DA drops charges against publisher and lawyer who sought information on court reporter payment
A Georgia prosecutor moved to dismiss felony charges against a newspaper publisher and his lawyer last week after their controversial arrest spurred the Society for Professional Journalists to ask the state judicial ethics commission to investigate.
Publisher Mark Thomason and his lawyer, Russell Stookey, spent a night in jail after their arrest on June 24 in connection with their request for bank records of the Appalachian Circuit’s chief judge, Brenda Weaver, report Law.com and the Atlanta Journal-Constitution.
Thomason wanted to find out if Weaver had used public funds to pay a court reporter’s legal fees when he sued her for a tape recording of court proceedings and she countersued for defamation, the Atlanta Journal-Constitution reported in this prior column. The defamation claim was based on a story questioning whether the court reporter’s transcript was accurate. The court reporter’s lawyer is now a judge who is a colleague of Weaver’s.
At first Thomason tried to obtain the payment information with a public records request. “When that didn’t work,” the Journal-Constitution wrote, Thomason “got inventive and used a subpoena from ongoing litigation to demand the records from a bank.”
Thomason was charged with making a false statement for his claim in the records request that some checks may have been “cashed illegally,” according to the Journal-Constitution and the Associated Press. Both Thomason and Stookey were charged with identity fraud and attempted identity fraud; the indictment claimed they intended to “unlawfully appropriate” banking information belonging to Weaver, according to AP.

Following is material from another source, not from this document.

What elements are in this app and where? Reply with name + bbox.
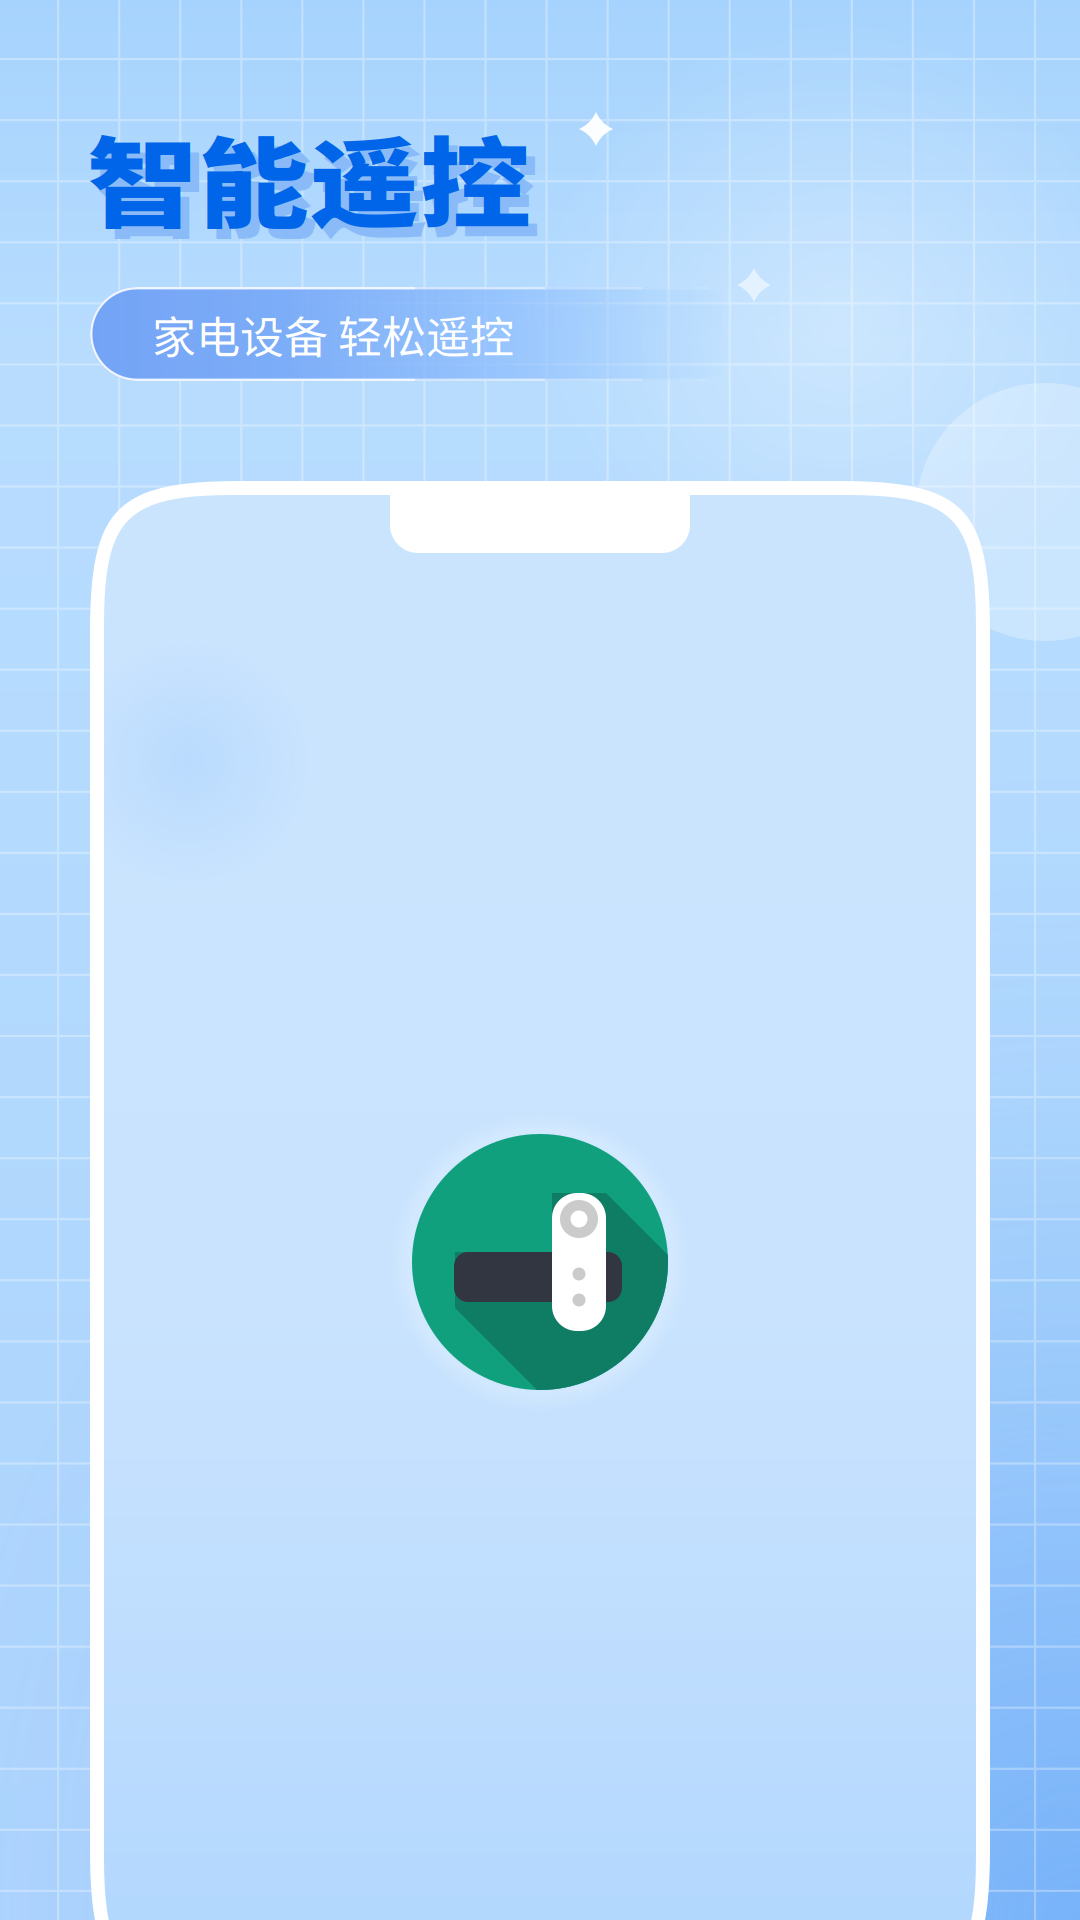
staticText: 家电设备 轻松遥控 <box>152 302 514 366</box>
staticText: 智能遥控 <box>120 116 516 258</box>
staticText: 智能遥控 <box>111 106 507 248</box>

The prosecutor’s motion to drop charges included a letter from Weaver that she was concerned because she never got the required notice of the attempt to obtain banking records, and a copy of the subpoena posted on the internet had her checking account number and routing number still visible.
The SPJ’s request for an inquiry for the Judicial Qualifications Commission asked that its chief step aside in any investigation. The commission is led by Brenda Weaver.